Although the inhabitants of Maine were almost entirely Protestant when Greenleaf’s book was published, he did not ignore the Roman Catholics. He considered them predominantly missionaries to Maine’s remaining Indian tribes, the Passamaquoddys and the Penobscots. He tells us that, outside the tribal reservations, there were in 1820 only two Catholic churches in Maine. He says: “Four meetings of Roman Catholics are held in Maine: two among the remains of Indian tribes, one at Newcastle, and one at Whitefield. Under the French missionaries the Indians became Catholics. The Penobscots now number about 350, the Passamaquoddys about 400. Little is known of their religious affairs after their dispersal in 1724 until the year 1797, when both tribes were visited by the Rev. James Romagne, a native of France, who assumed their pastoral care. He was succeeded in 1819 by the Rev. Stephen Cailleaux, also of French birth and educated at Paris.
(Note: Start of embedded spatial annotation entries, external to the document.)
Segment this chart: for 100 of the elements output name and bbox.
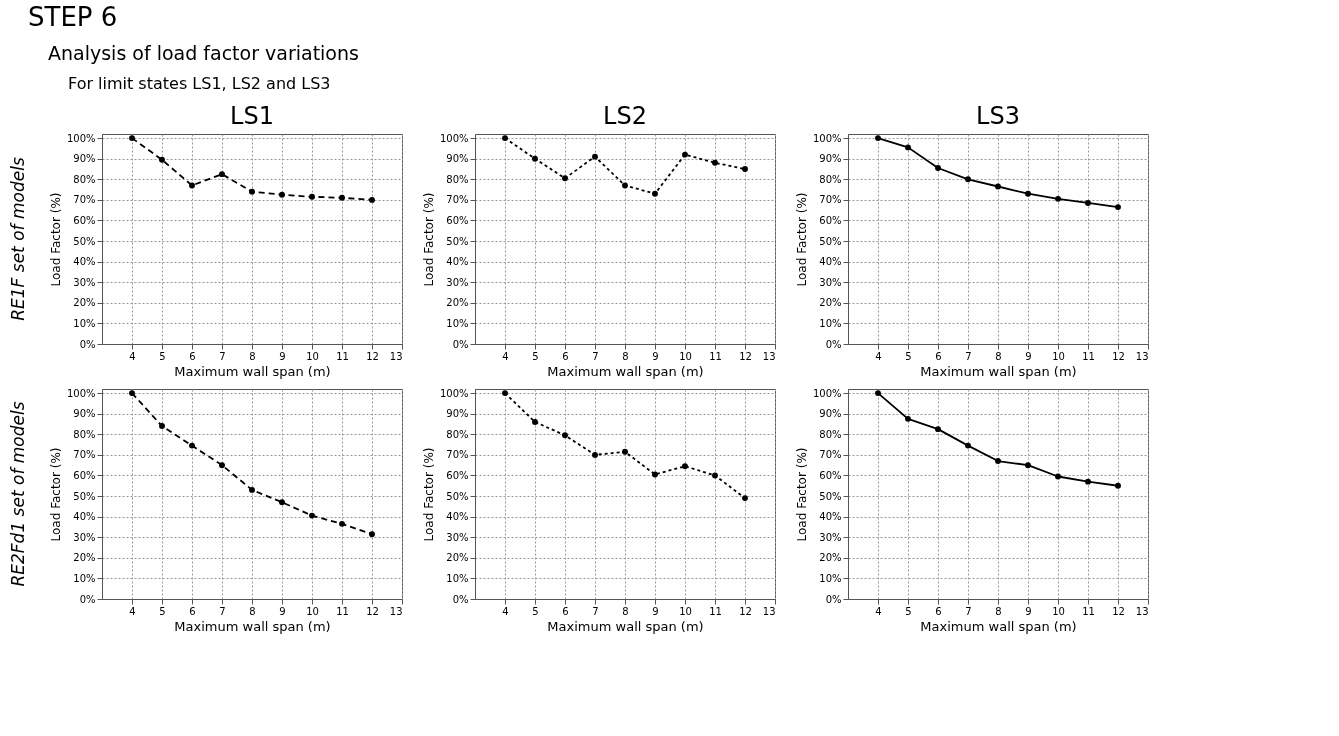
y-tick-label: 50% bbox=[819, 235, 842, 247]
point bbox=[562, 432, 568, 439]
y-tick-label: 0% bbox=[825, 593, 842, 605]
point bbox=[532, 418, 538, 425]
point bbox=[502, 135, 508, 142]
x-tick-label: 11 bbox=[709, 605, 722, 617]
x-tick-label: 12 bbox=[1112, 350, 1125, 362]
y-tick-label: 50% bbox=[446, 235, 469, 247]
point bbox=[965, 176, 971, 183]
x-tick-label: 5 bbox=[532, 350, 539, 362]
x-axis-title: Maximum wall span (m) bbox=[174, 363, 331, 379]
x-tick-label: 4 bbox=[875, 350, 882, 362]
y-tick-label: 90% bbox=[73, 408, 96, 420]
x-tick-label: 6 bbox=[189, 350, 196, 362]
y-tick-label: 0% bbox=[452, 338, 469, 350]
point bbox=[742, 166, 748, 172]
point bbox=[905, 415, 911, 422]
x-tick-label: 7 bbox=[592, 350, 599, 362]
y-axis-title: Load Factor (%) bbox=[421, 192, 436, 287]
x-tick-label: 12 bbox=[366, 605, 379, 617]
x-tick-label: 13 bbox=[389, 350, 403, 362]
y-tick-label: 100% bbox=[66, 132, 96, 144]
x-tick-label: 10 bbox=[679, 350, 692, 362]
y-tick-label: 100% bbox=[439, 132, 469, 144]
x-tick-label: 8 bbox=[622, 350, 629, 362]
point bbox=[935, 426, 941, 433]
y-tick-label: 90% bbox=[446, 408, 469, 420]
x-tick-label: 6 bbox=[189, 605, 196, 617]
x-tick-label: 7 bbox=[219, 350, 226, 362]
x-tick-label: 9 bbox=[279, 350, 286, 362]
point bbox=[339, 194, 345, 201]
point bbox=[309, 193, 315, 200]
y-tick-label: 10% bbox=[446, 572, 469, 584]
text: Analysis of load factor variations bbox=[48, 42, 359, 64]
x-tick-label: 11 bbox=[336, 350, 349, 362]
x-tick-label: 10 bbox=[306, 350, 319, 362]
y-axis-title: Load Factor (%) bbox=[794, 192, 809, 287]
x-tick-label: 13 bbox=[1135, 350, 1149, 362]
point bbox=[905, 144, 911, 151]
y-tick-label: 30% bbox=[446, 276, 469, 288]
y-tick-label: 0% bbox=[825, 338, 842, 350]
x-tick-label: 10 bbox=[306, 605, 319, 617]
point bbox=[712, 472, 718, 479]
point bbox=[159, 423, 165, 430]
x-tick-label: 13 bbox=[762, 350, 776, 362]
point bbox=[369, 196, 375, 203]
point bbox=[995, 458, 1001, 465]
y-tick-label: 90% bbox=[819, 153, 842, 165]
x-axis-title: Maximum wall span (m) bbox=[174, 618, 331, 634]
point bbox=[279, 499, 285, 506]
point bbox=[875, 390, 881, 397]
text: RE1F set of models bbox=[8, 157, 28, 321]
text: STEP 6 bbox=[28, 2, 118, 32]
point bbox=[219, 462, 225, 469]
point bbox=[339, 520, 345, 527]
y-tick-label: 30% bbox=[819, 531, 842, 543]
y-tick-label: 0% bbox=[452, 593, 469, 605]
x-tick-label: 7 bbox=[965, 605, 972, 617]
y-tick-label: 80% bbox=[446, 428, 469, 440]
x-axis-title: Maximum wall span (m) bbox=[920, 363, 1077, 379]
x-tick-label: 7 bbox=[592, 605, 599, 617]
y-tick-label: 20% bbox=[446, 297, 469, 309]
point bbox=[682, 463, 688, 470]
y-tick-label: 70% bbox=[446, 449, 469, 461]
y-tick-label: 10% bbox=[73, 317, 96, 329]
y-axis-title: Load Factor (%) bbox=[421, 447, 436, 542]
x-tick-label: 9 bbox=[1025, 350, 1032, 362]
point bbox=[622, 448, 628, 455]
y-tick-label: 90% bbox=[73, 153, 96, 165]
y-tick-label: 40% bbox=[819, 256, 842, 268]
x-tick-label: 10 bbox=[679, 605, 692, 617]
point bbox=[159, 156, 165, 163]
x-axis-title: Maximum wall span (m) bbox=[547, 363, 704, 379]
point bbox=[562, 175, 568, 182]
x-tick-label: 5 bbox=[159, 605, 166, 617]
x-tick-label: 4 bbox=[502, 350, 509, 362]
y-tick-label: 40% bbox=[819, 511, 842, 523]
y-tick-label: 40% bbox=[446, 511, 469, 523]
x-tick-label: 7 bbox=[965, 350, 972, 362]
x-tick-label: 8 bbox=[995, 605, 1002, 617]
y-tick-label: 10% bbox=[819, 572, 842, 584]
x-tick-label: 8 bbox=[249, 350, 256, 362]
text: For limit states LS1, LS2 and LS3 bbox=[68, 74, 331, 93]
y-tick-label: 100% bbox=[812, 387, 842, 399]
y-tick-label: 40% bbox=[446, 256, 469, 268]
point bbox=[189, 442, 195, 449]
point bbox=[502, 390, 508, 397]
chart-title: LS3 bbox=[976, 102, 1020, 131]
x-tick-label: 13 bbox=[389, 605, 403, 617]
point bbox=[682, 151, 688, 158]
x-tick-label: 8 bbox=[622, 605, 629, 617]
x-tick-label: 10 bbox=[1052, 350, 1065, 362]
x-axis-title: Maximum wall span (m) bbox=[547, 618, 704, 634]
y-tick-label: 50% bbox=[73, 490, 96, 502]
y-axis-title: Load Factor (%) bbox=[794, 447, 809, 542]
x-tick-label: 12 bbox=[739, 605, 752, 617]
y-tick-label: 10% bbox=[446, 317, 469, 329]
y-tick-label: 50% bbox=[819, 490, 842, 502]
x-tick-label: 5 bbox=[532, 605, 539, 617]
y-tick-label: 90% bbox=[819, 408, 842, 420]
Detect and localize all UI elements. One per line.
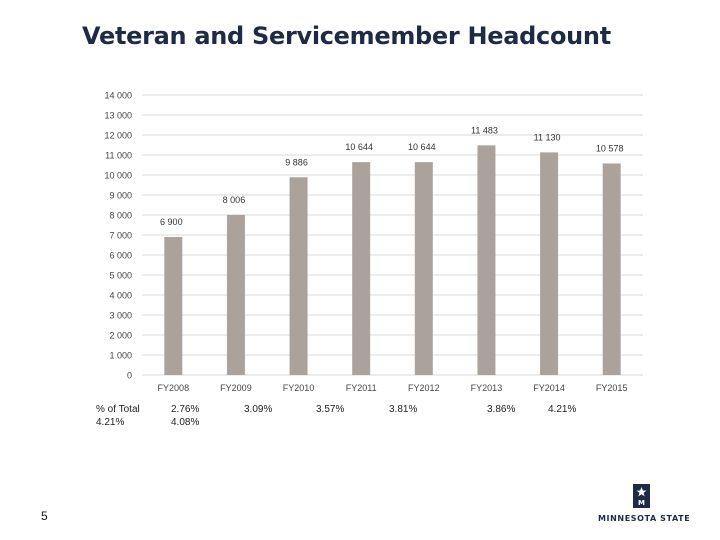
pct-label-line2: 4.21% — [96, 417, 125, 428]
pct-of-total-label: % of Total 4.21% — [96, 403, 140, 429]
pct-value: 3.86% — [487, 404, 516, 415]
y-tick-label: 10 000 — [104, 171, 132, 181]
slide-title: Veteran and Servicemember Headcount — [82, 22, 611, 50]
y-tick-label: 12 000 — [104, 131, 132, 141]
x-tick-label: FY2015 — [596, 383, 628, 393]
data-label: 10 644 — [408, 142, 436, 152]
bar — [477, 145, 496, 375]
y-tick-label: 1 000 — [109, 351, 132, 361]
data-label: 9 886 — [285, 157, 308, 167]
bar — [352, 162, 371, 375]
y-tick-label: 7 000 — [109, 231, 132, 241]
pct-value: 4.21% — [548, 404, 577, 415]
bar — [602, 163, 621, 375]
y-tick-label: 6 000 — [109, 251, 132, 261]
bar — [164, 237, 183, 375]
y-tick-label: 9 000 — [109, 191, 132, 201]
bar — [226, 214, 245, 375]
data-label: 11 483 — [471, 125, 498, 135]
y-tick-label: 4 000 — [109, 291, 132, 301]
data-label: 8 006 — [223, 195, 246, 205]
y-tick-label: 2 000 — [109, 331, 132, 341]
x-tick-label: FY2010 — [283, 383, 315, 393]
svg-text:M: M — [638, 499, 645, 507]
pct-label-line1: % of Total — [96, 404, 140, 415]
x-tick-label: FY2008 — [158, 383, 190, 393]
data-label: 10 644 — [345, 142, 373, 152]
pct-value-line2: 4.08% — [171, 417, 200, 428]
x-tick-label: FY2011 — [346, 383, 377, 393]
headcount-bar-chart: 0 1 000 2 000 3 000 4 000 5 000 6 000 7 000 8 00… — [104, 91, 643, 393]
y-tick-label: 0 — [127, 371, 132, 381]
bar — [540, 152, 559, 375]
bar — [289, 177, 308, 375]
minnesota-state-logo: M MINNESOTA STATE — [598, 484, 691, 526]
x-tick-label: FY2009 — [220, 383, 252, 393]
y-tick-label: 8 000 — [109, 211, 132, 221]
bar — [414, 162, 433, 375]
data-label: 11 130 — [534, 132, 561, 142]
page-number: 5 — [41, 509, 48, 523]
y-tick-label: 11 000 — [105, 151, 132, 161]
logo-text: MINNESOTA STATE — [598, 514, 691, 523]
pct-value-fy2008: 2.76% 4.08% — [171, 403, 199, 429]
star-icon: M — [633, 484, 650, 508]
x-tick-label: FY2014 — [533, 383, 565, 393]
y-tick-label: 5 000 — [109, 271, 132, 281]
x-tick-label: FY2013 — [471, 383, 503, 393]
pct-value: 3.57% — [316, 404, 345, 415]
data-label: 6 900 — [160, 217, 183, 227]
y-tick-label: 14 000 — [104, 91, 132, 101]
y-tick-label: 3 000 — [109, 311, 132, 321]
pct-value: 3.09% — [244, 404, 273, 415]
data-label: 10 578 — [596, 143, 624, 153]
y-tick-label: 13 000 — [104, 111, 132, 121]
x-tick-label: FY2012 — [408, 383, 440, 393]
pct-value-line1: 2.76% — [171, 404, 200, 415]
pct-value: 3.81% — [389, 404, 418, 415]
“The Catholic societies at Newcastle and Whitefield are only a little more than twenty years old. Seven families had moved into the area, all coming from Ireland, and in 1798 Bishop Cheverus visited them. He preached in a barn at Damariscotta Bridge and celebrated mass in Mathew Cottrill’s house. The next year a store was remodeled into a chapel, and in 1807 a brick church was erected. It cost $4,000, of which $1.431 was raised by general subscription, while all the rest was paid by two men, James Kavanagh and Mathew Cottrill.

“The Catholic society at Whitefield came later, and only a few years ago a wooden building was erected for their worship. The members of the Newcastle and the Whitefield societies are widely dispersed throughout Lincoln County, but they endeavor, on the great festival days of the Church. to assemble for mass either at one town or the other. The present number of persons in the two societies is unknown, but about 108 families are connected with them.”

Greenleaf goes on to explain that in 1820 the Catholics of Maine were in what was then called the Eastern Diocese. under supervision of Bishop Cheverus of Boston.

That prelate had been born in France in 1768, was educated at the Sorbonne, and had been ordained a priest in 1790. Driven from his native land by the excesses of the French Revolution, he went to England. whence in 1796 he embarked for America. In 1810 he was consecrated Bishop of Massachusetts.

It is a very interesting volume. that old “Ecclesiastical History of Maine”.